I finally found a job, which explains my momentary lapse in blog posts, but now everything is settled and such so hopefully I’ll be back with a vengeance.  The other night I went to the movies for the first time in a few months and it was well worth it.  The Strangers  was a well crafted piece of horror-genre love, and I took to it immediately.  The friend I saw the movie with was telling me about previous reviews he had read of the film, and said that one critic called it Funny Games without anything behind it.  This exemplifies one of the huge problems I have with critics these days (other than the fact that barely anyone ever breaks down the formal and theoretical aspects of a film, and just gives their opinion with nothing to really back it up, other than the fact that they are published and you are not therefore you must listen!) most of them feel that if a film doesn’t have a political or social message then the movie has nothing to say at all.  Well as I’m sure you all know, this is complete shit.  What about a film that comments on the conventions and the overall make-up of it’s own genre?  Films making a statement about film are just as important as films force-feeding you some convoluted left or right wing message, just look at Sunshine, as a film it was well made (even though the end was a horrible let down), but what it had to say about the present and future of cinema was pretty damn amazing!

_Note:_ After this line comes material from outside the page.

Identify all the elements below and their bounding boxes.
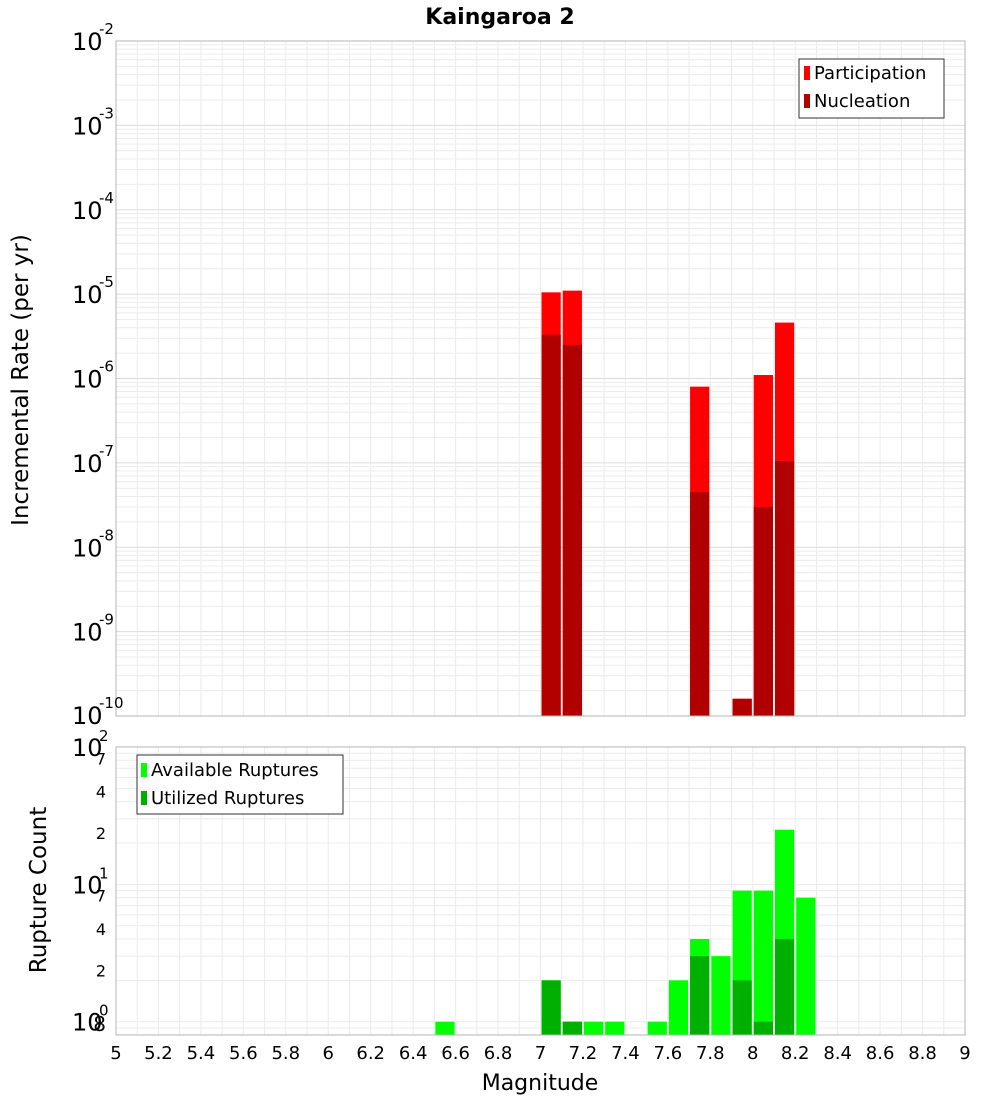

The Strangers does indeed have a message, and that message is that horror movies aren’t old news yet.  You haven’t seen everything that can be done.  One of the main problems I have with the film is that it didn’t flesh out its ideas quite well enough.  It was so close, but never reached the full potential that was hiding around every corner.  One of the major problems I have with horror films is their use of music to tell you when to be scared.  If a horror film is truly a good horror film, shouldn’t the audience feel fear when things are scary, not when the music swells up and tells you that it is scary, or even worse, when the music swells up and tells you when things are about to get scary.  The sound in The Strangers was top notch, and other than a few of those previously described moments, I feel that this was one of the strongest parts of the film.  Every door and window knock was loud and punctuating.  The soundtrack, with great old warblers thrown in with some contemporary folk artists, fit the mood and the environment perfectly.  Bryan Bertino even took a page out of Gaspar Noe’s book, and utilized gut wrenching noised over and over again to both annoy the viewer and also raise the tension level.

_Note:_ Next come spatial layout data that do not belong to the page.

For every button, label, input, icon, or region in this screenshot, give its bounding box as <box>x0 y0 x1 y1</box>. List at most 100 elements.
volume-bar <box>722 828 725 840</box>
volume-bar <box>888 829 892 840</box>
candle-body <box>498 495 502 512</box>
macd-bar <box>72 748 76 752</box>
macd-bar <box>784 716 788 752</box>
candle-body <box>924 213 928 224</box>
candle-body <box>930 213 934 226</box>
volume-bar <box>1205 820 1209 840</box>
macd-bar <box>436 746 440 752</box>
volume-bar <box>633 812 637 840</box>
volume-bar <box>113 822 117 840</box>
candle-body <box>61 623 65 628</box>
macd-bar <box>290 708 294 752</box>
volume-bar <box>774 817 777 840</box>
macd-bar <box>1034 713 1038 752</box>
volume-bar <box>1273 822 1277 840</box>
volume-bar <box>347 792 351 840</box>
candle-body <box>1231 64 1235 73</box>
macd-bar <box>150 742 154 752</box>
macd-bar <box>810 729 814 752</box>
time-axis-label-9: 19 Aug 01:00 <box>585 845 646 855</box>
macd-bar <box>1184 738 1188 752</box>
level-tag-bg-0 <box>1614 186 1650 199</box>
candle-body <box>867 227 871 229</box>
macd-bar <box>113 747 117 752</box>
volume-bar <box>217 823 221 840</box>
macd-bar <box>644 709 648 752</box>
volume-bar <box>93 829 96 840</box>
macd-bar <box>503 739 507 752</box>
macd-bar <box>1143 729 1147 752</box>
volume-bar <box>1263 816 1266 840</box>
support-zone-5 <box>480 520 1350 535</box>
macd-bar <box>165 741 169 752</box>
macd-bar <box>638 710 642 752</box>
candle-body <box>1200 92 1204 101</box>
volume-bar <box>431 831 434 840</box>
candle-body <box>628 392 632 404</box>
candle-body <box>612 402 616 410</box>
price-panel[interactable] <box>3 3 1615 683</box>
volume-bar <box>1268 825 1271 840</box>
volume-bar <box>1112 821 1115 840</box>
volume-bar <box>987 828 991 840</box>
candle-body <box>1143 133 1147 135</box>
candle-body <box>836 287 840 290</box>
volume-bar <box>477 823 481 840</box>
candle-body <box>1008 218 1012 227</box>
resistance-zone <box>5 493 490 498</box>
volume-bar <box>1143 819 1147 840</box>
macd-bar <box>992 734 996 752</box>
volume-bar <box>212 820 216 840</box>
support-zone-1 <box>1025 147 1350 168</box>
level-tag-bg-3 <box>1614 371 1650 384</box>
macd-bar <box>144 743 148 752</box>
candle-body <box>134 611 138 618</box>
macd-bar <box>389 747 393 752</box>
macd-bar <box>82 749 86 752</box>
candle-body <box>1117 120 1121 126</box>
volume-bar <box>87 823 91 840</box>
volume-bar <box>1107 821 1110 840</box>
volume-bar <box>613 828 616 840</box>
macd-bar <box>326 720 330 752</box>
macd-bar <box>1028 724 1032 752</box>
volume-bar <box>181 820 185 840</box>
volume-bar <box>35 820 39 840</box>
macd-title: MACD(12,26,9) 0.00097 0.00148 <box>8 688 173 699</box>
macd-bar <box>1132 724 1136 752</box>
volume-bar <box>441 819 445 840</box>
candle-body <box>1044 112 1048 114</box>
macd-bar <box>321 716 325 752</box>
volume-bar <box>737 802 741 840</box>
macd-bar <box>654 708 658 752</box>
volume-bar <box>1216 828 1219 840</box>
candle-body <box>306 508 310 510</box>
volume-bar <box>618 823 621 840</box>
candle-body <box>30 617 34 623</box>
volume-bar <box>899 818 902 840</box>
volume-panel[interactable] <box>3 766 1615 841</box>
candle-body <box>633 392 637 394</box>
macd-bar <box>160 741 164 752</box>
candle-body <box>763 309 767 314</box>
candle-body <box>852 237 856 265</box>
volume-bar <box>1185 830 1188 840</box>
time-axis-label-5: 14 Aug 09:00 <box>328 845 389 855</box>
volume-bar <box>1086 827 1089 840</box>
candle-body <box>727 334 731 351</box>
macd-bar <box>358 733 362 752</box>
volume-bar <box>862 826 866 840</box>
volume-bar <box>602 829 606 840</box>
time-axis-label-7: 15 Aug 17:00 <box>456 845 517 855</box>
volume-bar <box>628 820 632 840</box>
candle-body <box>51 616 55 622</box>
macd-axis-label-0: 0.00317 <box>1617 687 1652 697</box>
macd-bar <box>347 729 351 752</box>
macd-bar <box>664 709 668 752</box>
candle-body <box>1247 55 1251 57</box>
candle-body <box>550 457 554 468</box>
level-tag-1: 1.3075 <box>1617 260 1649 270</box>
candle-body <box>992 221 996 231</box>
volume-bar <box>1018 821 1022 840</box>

The other thing that made this movie was Bertino’s use of framing.  About half way through the film you start to expect the masked terrorizers who pop up out of nowhere and linger in the shadows to be in every shot.  And why is this you ask?  It is because Bertino would often frame his characters from a distance, and using wide angle shots, give a lot of “empty space” to the frame.  That empty space is the perfect habitat for a random “pop-up” to come and scare the shit out of you.  Or better yet, to not show up, which in the end became even scarier, because you are sitting there wanting that empty space to be filled, wanting something to happen and when nothing did it drove you mad, but in the best way possible.

My only real issue with the film was the end, which I don’t want to discuss fully for the people who haven’t seen this film yet.  If it was about 8 minutes shorter this film would have been almost perfect.  Hell, I could have sat there fore three hours just watching the masked killers toy with the two main characters.  It is obvious to see that Bertino has a deep fond love for this genre, (as evidenced by his use of the opening narration) and he knows what works and what doesn’t and tried his best to make a film that showed the genre its potential.  If the remake, and obviously the original, Funny Games and The Strangers have shown horror filmmakers anything, its that torture-porn is out, and smart visceral horror films are in! I hope the trend continues.